Die Beschwerdeführerin hat dem Bund Aufwendungen in der Höhe von EUR 381,90 binnen zwei Wochen bei sonstiger Exekution zu ersetzen.
Begründung
Die Beschwerdeführerin war Gesellschafterin und seit 9. Juni 1999 alleinige Geschäftsführerin der Cafe E K GmbH. Am 12. November 2001 hat Melanie W die Geschäftsanteile an der GmbH erworben. Seither ist die Beschwerdeführerin nicht mehr Geschäftsführerin der GmbH. Mit Generalversammlungsbeschluss vom 12. November 2001 wurde die Firma der GmbH auf Cafe E W GmbH geändert.
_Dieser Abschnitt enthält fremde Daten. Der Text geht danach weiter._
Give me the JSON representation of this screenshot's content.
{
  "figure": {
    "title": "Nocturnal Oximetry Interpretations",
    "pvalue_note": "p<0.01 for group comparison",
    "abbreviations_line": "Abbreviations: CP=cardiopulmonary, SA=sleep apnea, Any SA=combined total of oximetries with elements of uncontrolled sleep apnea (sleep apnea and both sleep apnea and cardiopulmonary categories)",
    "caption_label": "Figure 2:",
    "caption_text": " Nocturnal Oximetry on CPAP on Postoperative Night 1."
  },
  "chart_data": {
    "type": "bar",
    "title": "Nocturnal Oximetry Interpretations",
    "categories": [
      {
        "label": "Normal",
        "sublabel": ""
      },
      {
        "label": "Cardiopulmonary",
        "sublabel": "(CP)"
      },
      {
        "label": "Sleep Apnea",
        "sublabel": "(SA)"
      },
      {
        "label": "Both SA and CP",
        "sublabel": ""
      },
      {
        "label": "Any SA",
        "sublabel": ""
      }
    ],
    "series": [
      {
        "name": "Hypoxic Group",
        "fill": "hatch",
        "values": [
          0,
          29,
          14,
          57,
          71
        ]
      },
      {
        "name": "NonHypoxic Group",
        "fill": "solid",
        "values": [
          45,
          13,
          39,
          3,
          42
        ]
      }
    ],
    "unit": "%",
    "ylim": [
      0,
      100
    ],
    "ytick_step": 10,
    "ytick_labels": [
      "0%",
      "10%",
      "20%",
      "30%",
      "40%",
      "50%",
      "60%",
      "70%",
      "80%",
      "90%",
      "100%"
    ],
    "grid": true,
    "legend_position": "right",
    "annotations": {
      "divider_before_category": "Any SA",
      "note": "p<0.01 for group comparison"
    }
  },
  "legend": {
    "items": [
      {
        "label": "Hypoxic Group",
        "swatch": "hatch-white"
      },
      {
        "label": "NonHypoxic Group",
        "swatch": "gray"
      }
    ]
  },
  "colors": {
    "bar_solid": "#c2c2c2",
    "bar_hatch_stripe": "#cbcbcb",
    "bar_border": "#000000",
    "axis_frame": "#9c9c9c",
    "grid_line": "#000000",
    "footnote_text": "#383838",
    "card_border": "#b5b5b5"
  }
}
Mit Bescheid vom 9. Jänner 2003 wurde die Beschwerdeführerin gemäß §§ 9 und 80 BAO zur Haftung für aushaftende, im Zeitraum vom 15. Juni 2000 bis zum 6. September 2001 fällig gewordene Abgabenschulden der GmbH (nunmehrige Firma: Cafe E W GmbH) im Ausmaß von 11.918,12 EUR herangezogen. In der Bescheidbegründung wurde darauf verwiesen, dass die Beschwerdeführerin als ehemalige Geschäftsführerin der GmbH verpflichtet gewesen sei, dafür zu sorgen, dass die Abgabenschulden der Gesellschaft aus deren Mitteln getilgt werden. Da die Beschwerdeführerin dieser Verpflichtung nicht nachgekommen sei und die Abgaben infolge schuldhafter Verletzung dieser Verpflichtung nicht mehr einbringlich seien, sei die Haftung auszusprechen gewesen.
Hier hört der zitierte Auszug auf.